Dividends are a hot topic for many investors right now. The turmoil of the financial meltdown is still fresh and the tangibility of a quarterly cash payout hits the spot like a cool glass of lemonade on a midsummer day in the desert.

Not surprisingly, investors have been drawn to companies that feature massive dividend yields. And why not? If you're going to go for dividends, why not go big.

But the catch is that many -- if not most -- of the companies with huge dividend yields get those yields by paying out nearly all, if not all, of their income through those dividends. Take copper miner Southern Copper (NYSE: SCCO) for instance. Over the past 12 months, the company has paid out 83% of its income in dividends and over the past three years has paid out an average of 109% of earnings.

By focusing on the dividend yield alone, investors can end up overlooking the bigger picture. A dividend-paying company with a high payout ratio may have a tougher time maintaining its payout if it hits a speed bump. It may also have little capital left behind to reinvest in the business and might be forced to load up on debt or sell new shares if it wants to grow. Or, it may simply be admitting that its days of growth are in the past.

A laser-like focus on dividend yields also means that investors may not be comparing potential investments on an apples-to-apples basis.

At first glance, the dividend yield of 2.9% for Southern Copper foe Freeport-McMoRan (NYSE: FCX) may not look very generous next to Southern Copper's heftier 8.8% dividend, but over the past 12 months Freeport has paid out a mere 14% of its income in the form of dividends. But what would happen if Freeport was more like Southern Copper and paid out, say, 90% of its income? That 2.9% yield suddenly jumps to a huge 16.9%.

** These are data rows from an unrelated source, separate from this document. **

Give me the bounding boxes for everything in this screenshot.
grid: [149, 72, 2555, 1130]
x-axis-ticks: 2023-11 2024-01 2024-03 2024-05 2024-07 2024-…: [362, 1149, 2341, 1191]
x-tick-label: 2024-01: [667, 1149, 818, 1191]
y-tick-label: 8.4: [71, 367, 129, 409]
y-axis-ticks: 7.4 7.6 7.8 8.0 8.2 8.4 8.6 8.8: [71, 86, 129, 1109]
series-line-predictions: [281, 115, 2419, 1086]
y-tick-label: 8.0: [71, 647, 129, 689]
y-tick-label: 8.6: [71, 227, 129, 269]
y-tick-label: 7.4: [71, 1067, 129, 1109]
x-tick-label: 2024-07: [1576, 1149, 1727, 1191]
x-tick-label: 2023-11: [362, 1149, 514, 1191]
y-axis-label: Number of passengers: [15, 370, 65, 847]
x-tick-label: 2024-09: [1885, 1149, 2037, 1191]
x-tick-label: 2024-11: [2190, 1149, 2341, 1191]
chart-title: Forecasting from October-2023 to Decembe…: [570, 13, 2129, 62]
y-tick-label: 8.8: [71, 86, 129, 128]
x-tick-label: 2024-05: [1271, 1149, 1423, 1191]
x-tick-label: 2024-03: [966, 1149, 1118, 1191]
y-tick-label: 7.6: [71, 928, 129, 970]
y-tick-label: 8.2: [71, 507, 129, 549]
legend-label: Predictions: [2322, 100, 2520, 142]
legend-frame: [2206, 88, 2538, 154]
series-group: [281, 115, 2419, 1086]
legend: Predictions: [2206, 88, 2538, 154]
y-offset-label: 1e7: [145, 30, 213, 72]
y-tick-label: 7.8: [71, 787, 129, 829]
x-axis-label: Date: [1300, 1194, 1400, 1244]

Let's not get too ahead of ourselves here. Mining is not the kind of smooth, dependable business that lends itself well to creating a stellar long-term dividend track record, like a dividend aristocrat such as Procter & Gamble (NYSE: PG). That means that even if Freeport starts paying out much more of its earnings in dividends, it may have to drastically cut back when market conditions change -- which Southern Copper has been known to do. And while Freeport could take such an approach, the fact that it hasn't decided to may reflect management's desire to maintain a more conservative balance sheet. As of June 30, Freeport had $4.4 billion in cash to Southern Copper's $1.7 billion.

Now it may seem like on odd comparison to stack Freeport's theoretical 16.9% payout against Southern Copper's actual 8.8% yield. But, this is meant as a thought exercise and a reminder that a dividend yield is only part of the story. Many really great companies have the earnings power to pay truly massive dividends, but simply choose to either reinvest some of their earnings for future growth, buy back shares, or hang onto some extra cash. That doesn't mean that you should consistently pass up big dividends for smaller ones, but it does mean that you may miss out on some really great companies if the one and only stop in your research is to ogle a stock's yield.